Uno dei lavori di moda più belli che ultimante ho realizzato è quello che ha per titolo “THE FLAM (inganni di luce)” presentato a Milano durante il Salone del mobile. È stato un lavoro molto lungo, di circa 5 anni che si è evoluto nel tempo in una maniera straordinaria, partito quasi per sbaglio, e ora esposto nelle gallerie. Il progetto è quello fotografare accessori, scarpe, borse, cappotti, gonne attraverso un gioco di specchi in modo da poter dare vita a delle figure oniriche, mostruose, animalesche, impensabili, che tendono all’astrazione fotografati rigorosamente in bianco e nero. L’intento è quello di lasciare grande libertà di interpretazione all’osservatore, che darà un proprio significato alle foto sicuramente diverso da quello degli altri.
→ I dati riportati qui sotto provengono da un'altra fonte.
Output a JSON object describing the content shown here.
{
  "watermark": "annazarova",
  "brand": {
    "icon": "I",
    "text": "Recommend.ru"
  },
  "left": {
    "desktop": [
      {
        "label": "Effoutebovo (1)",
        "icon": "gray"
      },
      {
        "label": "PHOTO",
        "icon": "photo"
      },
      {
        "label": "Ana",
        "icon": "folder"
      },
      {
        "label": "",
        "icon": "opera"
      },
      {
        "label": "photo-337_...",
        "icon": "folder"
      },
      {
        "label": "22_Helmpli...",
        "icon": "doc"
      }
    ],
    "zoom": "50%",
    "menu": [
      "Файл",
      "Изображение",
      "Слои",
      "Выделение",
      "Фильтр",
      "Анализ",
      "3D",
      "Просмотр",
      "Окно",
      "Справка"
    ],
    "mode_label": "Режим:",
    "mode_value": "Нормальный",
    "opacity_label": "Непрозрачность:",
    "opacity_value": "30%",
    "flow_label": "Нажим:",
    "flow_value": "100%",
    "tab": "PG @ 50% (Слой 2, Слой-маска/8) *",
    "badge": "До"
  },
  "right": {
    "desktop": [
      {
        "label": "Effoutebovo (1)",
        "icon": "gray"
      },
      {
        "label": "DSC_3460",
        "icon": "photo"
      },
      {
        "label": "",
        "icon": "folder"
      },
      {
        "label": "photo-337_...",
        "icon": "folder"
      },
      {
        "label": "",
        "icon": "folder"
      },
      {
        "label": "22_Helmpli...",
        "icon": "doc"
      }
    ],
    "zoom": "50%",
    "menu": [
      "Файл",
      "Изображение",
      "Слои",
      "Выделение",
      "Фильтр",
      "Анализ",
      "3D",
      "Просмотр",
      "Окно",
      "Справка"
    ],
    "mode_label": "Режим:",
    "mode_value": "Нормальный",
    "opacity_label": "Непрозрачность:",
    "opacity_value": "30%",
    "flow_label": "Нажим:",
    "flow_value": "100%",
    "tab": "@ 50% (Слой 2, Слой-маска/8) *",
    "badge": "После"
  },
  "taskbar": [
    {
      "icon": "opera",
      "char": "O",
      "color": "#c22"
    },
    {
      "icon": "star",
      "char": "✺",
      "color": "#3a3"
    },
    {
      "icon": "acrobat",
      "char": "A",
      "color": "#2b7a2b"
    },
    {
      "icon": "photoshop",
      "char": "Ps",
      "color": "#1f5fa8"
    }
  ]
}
Qual è il tuo sogno nel cassetto?
Mi definisco un sognatore-esteta. Vivo di sogni per i sogni e per questo ne coltivo tanti. Alcuni si sono avverati in questi anni, altri si devono concretizzare ancora. Mi piacerebbe molto lavorare nel team di una rivista di moda nazionale, magari nelle produzioni di editoriali di fashion e beauty in giro per il mondo. Sogno anche di lavorare a una mia prima personale, una mostra di sole foto di moda, itinerante, iniziando dalla mia città, Modica. E infine sogno l’America, New York City. Ho più volte collaborato con delle riviste di moda della grande mela, ma vorrei andare a visitarla, lasciandomi ispirare e rivoluzionare da questa metropoli. E poi sogno, sogno, sogno…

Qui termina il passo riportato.